Knowing the ramifications of the megastorm when forecasters noticed the unusual and potentially deadly juxtaposition of Hurricane Sandy, cold-weather systems from the north and west and high tides, Mr. McDonnell declared a state of emergency for Virginia on Friday. The forecasts have borne out to be mostly accurate, he said, with 5 to 7 inches of rain and sustained winds of up to 40 to 45 miles per hour expected through Tuesday.
"It's going to be a long event," Mr. McDonnell said. "With 48 hours plus of rain and heavy winds, we're expecting significant power outages."
Mr. McDonnell said he will make an announcement Sunday evening about whether state government will be closed on Monday. He also said he would work with local voter registrars to make sure that people who have permission to vote early in person have the chance to cast their ballots.
About 20,000 people in the Hampton Roads area have already experienced storm-related power outages, Mr. McDonnell said. By Sunday afternoon, all but 3,000 of them had their power restored. Dominion Virginia has an additional 2,000 people on standby to help with power outages across the state, Mr. McDonnell said.
Rodney Blevins, vice president of Dominion Virginia, spoke at Mr. McDonnell's press conference and assured people that his crews are dedicated to getting the lights back on as soon as possible.
"We certainly expect the weather conditions to continue to deteriorate, but we have crews in the field and we will continue to work," Mr. Blevins said.
Other help is available as well. Mr. McDonnell said he has authorized the activation of up to 750 National Guard troops to help out around the state. Additionally, about 1,000 men and women from the Virginia Department of Transportation are ready to keep the roads clear and help with evacuations, working in 12-hour shifts if necessary.

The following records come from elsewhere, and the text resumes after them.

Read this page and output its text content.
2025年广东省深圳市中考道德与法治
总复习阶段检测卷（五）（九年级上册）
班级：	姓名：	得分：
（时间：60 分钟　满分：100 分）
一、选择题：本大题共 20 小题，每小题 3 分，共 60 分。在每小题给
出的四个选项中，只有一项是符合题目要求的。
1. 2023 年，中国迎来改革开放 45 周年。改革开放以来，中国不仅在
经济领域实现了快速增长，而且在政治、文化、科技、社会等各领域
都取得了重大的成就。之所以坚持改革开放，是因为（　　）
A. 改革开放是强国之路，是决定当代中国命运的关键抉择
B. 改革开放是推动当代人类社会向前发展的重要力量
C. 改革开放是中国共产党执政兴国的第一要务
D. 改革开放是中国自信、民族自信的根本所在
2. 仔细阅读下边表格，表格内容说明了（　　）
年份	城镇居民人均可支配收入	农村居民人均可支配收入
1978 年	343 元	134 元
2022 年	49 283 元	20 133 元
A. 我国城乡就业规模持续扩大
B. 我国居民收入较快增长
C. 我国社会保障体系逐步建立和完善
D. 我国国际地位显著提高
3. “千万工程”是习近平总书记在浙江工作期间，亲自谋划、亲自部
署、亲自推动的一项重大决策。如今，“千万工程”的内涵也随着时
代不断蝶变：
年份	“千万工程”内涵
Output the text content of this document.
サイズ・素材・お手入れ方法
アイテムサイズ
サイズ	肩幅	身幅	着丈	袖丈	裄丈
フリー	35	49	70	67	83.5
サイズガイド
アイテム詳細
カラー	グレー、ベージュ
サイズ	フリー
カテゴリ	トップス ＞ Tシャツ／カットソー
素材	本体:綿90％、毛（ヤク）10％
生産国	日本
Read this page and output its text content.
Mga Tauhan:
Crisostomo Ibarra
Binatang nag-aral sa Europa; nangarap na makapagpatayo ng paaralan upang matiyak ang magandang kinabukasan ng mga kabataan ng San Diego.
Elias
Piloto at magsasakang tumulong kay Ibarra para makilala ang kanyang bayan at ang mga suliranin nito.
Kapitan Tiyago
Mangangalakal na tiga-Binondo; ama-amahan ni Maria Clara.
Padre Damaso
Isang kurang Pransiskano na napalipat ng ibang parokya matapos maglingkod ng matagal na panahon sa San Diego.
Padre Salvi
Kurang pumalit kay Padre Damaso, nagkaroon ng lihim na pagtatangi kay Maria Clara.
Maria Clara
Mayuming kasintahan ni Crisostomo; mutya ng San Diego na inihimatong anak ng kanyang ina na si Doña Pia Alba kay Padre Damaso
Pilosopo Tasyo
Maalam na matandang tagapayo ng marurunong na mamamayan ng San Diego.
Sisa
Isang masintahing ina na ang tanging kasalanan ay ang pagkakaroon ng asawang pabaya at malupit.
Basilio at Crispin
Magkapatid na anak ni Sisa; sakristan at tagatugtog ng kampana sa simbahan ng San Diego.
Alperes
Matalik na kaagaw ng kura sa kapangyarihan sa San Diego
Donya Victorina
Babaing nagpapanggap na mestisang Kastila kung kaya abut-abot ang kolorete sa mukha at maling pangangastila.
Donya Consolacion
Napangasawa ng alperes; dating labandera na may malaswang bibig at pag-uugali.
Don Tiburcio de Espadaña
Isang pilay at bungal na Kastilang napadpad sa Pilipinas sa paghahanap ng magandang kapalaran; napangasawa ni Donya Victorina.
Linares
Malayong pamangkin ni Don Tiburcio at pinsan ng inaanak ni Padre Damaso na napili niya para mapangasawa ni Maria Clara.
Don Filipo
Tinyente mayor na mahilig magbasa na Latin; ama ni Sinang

VDOT Commissioner Greg Whirley cautioned people to stay at home and not drive while the storm is taking place. Standing water on a roadway can lead to hydroplaning, and flooded roadways can be dangerous to drive on.
Aside from preparations that already should have been made, the Republican governor suggested that the best thing people can do is use common sense around the storm. He urged people to stay inside and be good neighbors.
"At the end of the day, if people don't make good, wise common-sense decisions on their own, they put themselves at unnecessary risk," he said.